On May 22, on-chain analytics provider Glassnode reported that a large portion of the Bitcoin supply remained dormant in individual investors’ wallets. It is also stated that several key age groups are currently at all-time highs.
As the hodl narrative becomes more prevalent, the amount of Bitcoin held for more than a year continues to climb to new highs. “The excellent levels of HODLing that have been seen across the supply continue, with high coin inactivity supporting very low levels of on-chain volume throughput.”
The following chart shows hodling increases across all bands, with the most dramatic increase occurring in the bands that were active two years ago. These coins were accumulated at the beginning of 2021 at the start of the bull market.

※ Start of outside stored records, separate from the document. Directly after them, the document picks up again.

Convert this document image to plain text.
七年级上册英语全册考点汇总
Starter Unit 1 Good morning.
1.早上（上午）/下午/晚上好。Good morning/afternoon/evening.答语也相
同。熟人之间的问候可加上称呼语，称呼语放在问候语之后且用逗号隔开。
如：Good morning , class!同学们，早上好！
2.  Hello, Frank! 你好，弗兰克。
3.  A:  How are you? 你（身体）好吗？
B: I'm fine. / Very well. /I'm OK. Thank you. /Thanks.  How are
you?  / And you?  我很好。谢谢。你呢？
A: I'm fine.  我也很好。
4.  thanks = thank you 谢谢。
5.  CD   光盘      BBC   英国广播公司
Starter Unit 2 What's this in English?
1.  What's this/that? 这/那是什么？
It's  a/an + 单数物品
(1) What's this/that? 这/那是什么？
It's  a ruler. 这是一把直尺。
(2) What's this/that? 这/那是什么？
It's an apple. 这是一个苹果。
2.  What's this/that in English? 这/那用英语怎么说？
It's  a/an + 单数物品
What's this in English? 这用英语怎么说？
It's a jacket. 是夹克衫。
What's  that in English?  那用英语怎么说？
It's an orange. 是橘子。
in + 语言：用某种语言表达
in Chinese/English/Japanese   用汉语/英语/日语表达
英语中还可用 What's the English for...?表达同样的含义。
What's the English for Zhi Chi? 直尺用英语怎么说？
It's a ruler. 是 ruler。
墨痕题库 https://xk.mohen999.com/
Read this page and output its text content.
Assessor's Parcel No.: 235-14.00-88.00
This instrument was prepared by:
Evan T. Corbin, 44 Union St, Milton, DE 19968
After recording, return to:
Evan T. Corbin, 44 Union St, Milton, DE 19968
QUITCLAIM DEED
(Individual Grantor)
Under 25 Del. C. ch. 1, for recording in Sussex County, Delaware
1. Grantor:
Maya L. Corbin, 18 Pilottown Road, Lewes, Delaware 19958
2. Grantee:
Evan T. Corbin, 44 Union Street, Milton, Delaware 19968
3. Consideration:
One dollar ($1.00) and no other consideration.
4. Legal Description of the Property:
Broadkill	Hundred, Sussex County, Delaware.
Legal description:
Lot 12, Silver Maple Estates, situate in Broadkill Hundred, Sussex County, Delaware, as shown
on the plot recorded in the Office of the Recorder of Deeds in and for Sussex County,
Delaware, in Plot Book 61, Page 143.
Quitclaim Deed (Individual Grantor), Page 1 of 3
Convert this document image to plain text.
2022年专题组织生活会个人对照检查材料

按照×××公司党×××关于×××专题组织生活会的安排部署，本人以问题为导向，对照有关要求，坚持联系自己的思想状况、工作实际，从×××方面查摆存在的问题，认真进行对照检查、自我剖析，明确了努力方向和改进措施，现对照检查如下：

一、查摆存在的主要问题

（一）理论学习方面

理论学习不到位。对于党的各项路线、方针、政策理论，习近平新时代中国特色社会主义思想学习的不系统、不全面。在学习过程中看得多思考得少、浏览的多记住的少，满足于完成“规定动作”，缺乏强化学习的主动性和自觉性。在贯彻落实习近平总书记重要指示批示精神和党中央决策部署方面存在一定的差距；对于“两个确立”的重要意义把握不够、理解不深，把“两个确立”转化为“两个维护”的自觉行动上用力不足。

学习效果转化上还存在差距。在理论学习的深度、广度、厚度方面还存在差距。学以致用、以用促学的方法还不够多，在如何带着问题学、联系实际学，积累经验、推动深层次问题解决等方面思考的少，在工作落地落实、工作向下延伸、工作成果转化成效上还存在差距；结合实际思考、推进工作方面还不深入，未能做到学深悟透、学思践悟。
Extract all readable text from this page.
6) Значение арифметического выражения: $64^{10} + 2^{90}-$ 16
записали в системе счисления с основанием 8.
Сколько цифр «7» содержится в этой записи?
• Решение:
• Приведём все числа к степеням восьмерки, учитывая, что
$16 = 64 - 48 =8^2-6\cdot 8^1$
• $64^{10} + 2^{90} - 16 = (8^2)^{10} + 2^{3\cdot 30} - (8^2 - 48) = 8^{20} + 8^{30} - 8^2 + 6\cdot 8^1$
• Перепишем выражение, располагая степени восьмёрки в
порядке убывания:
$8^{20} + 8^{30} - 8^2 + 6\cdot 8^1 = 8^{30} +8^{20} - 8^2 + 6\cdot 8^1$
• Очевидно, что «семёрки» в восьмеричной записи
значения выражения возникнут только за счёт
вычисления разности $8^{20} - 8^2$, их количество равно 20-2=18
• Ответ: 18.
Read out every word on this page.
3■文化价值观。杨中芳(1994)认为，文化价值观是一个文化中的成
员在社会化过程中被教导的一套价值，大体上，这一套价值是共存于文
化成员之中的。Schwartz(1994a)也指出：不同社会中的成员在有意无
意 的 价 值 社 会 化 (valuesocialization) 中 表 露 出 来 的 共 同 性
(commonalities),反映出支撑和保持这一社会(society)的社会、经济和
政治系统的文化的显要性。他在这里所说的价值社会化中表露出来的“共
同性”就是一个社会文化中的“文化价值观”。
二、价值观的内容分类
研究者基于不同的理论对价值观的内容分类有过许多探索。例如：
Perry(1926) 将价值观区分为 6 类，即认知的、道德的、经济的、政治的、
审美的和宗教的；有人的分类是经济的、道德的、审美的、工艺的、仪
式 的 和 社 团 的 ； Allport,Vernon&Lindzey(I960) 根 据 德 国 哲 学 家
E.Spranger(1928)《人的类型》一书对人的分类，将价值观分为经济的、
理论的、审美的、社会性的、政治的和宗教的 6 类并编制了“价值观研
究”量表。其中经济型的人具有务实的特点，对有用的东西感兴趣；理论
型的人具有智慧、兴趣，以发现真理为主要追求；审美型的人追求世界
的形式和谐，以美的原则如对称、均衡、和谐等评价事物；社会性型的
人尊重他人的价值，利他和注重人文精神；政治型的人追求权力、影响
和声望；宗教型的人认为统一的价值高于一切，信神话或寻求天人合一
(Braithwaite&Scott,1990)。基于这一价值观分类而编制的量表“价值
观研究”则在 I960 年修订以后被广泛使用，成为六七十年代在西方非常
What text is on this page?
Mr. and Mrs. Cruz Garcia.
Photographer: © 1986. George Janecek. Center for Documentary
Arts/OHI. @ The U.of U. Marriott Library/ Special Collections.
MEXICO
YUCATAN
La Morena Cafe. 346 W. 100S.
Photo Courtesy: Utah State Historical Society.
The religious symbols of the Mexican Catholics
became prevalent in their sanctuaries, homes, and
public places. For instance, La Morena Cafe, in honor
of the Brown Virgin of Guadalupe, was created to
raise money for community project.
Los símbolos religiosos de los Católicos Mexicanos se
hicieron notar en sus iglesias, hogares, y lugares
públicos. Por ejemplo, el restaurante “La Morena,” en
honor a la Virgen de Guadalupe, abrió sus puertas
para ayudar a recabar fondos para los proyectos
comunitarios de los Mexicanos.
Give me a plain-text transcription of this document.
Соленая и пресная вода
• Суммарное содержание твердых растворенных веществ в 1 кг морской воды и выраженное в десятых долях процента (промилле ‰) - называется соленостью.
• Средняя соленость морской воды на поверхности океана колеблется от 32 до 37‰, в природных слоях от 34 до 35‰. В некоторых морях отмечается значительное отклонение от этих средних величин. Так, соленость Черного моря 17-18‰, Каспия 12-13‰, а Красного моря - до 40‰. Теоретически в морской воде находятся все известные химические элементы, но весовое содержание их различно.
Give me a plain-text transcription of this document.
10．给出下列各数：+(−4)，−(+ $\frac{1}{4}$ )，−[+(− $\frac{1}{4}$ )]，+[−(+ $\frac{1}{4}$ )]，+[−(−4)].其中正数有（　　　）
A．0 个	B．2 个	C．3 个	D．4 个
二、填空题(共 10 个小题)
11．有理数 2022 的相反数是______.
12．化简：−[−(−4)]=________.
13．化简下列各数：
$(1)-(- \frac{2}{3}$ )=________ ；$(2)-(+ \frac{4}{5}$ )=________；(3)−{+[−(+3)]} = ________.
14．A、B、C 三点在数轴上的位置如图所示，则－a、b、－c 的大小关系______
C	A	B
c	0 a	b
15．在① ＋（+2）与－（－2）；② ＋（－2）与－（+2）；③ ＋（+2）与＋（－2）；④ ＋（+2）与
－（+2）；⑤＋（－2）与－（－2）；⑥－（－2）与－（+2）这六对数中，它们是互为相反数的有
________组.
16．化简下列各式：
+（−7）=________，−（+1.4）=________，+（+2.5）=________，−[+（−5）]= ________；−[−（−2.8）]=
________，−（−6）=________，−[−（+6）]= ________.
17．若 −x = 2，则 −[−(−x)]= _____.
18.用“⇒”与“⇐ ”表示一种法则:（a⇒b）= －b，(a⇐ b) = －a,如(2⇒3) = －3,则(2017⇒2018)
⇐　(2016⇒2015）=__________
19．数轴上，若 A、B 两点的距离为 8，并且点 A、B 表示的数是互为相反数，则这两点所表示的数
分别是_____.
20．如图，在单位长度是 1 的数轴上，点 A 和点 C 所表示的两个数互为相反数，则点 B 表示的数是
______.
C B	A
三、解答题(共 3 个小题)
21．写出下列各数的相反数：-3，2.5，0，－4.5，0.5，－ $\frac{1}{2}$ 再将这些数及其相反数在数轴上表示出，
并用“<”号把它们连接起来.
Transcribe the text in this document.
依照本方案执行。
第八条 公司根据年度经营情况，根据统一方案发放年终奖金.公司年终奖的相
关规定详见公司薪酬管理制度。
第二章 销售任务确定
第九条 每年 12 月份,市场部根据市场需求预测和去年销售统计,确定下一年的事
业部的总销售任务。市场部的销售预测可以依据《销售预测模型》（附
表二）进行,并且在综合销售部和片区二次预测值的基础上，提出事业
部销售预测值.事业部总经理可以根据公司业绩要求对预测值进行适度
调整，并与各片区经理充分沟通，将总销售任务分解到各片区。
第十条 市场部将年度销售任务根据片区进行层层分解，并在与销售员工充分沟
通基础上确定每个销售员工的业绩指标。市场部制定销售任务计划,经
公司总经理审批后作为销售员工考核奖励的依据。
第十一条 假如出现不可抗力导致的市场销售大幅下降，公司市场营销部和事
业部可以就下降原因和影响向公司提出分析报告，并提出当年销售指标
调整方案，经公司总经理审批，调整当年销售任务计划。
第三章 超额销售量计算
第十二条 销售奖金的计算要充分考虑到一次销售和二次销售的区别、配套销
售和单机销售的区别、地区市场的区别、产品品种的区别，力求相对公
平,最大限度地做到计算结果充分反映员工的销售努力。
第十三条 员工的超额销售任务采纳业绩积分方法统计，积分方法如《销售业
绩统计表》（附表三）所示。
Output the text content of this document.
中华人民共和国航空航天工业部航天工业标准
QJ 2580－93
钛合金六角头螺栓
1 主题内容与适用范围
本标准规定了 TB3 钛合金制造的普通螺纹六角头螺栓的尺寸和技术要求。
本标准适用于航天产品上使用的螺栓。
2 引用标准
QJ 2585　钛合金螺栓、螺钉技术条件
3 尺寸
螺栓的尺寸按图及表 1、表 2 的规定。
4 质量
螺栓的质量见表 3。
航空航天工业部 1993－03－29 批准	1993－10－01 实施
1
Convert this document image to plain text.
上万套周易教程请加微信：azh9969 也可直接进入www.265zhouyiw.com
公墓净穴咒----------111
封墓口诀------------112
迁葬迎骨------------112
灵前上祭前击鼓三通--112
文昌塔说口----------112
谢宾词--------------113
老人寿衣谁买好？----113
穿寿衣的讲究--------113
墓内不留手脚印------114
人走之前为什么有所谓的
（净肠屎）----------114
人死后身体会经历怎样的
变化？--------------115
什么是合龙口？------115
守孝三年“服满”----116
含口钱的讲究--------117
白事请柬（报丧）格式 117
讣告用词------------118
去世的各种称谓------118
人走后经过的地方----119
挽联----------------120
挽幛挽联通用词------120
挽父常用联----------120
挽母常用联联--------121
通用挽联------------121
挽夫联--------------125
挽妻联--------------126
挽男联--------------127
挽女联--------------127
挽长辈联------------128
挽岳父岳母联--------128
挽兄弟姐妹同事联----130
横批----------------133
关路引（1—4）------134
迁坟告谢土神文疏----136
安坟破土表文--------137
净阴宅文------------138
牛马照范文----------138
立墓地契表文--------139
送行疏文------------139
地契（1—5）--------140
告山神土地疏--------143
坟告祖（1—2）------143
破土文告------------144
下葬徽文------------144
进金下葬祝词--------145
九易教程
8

Additionally, the supply of long-term holders, defined as BTC held for more than 155 days, has hit a new all-time high of 14.46 million BTC. This is a new record for the supply of long-term holders. “This reflects coins earned immediately following FTX’s failure to LTH status,” Glassnode notes. “This reflects coins earned immediately after the FTX fiasco.”
Additionally, the Bitcoin activity metric, which compares hoarding cryptocurrency to spending it, has hit its lowest level since December 2020. This further proves that holding one’s holdings is today the most common form of market activity.
“The continued decline in Liveliness reaffirms that HODLing is undoubtedly the key market dynamic in most of the current supply.”
Unchained published a statement on May 23 confirming the consensus that Bitcoin will not be moved. It found that a staggering 68.13% of Bitcoins had not changed hands in over a year.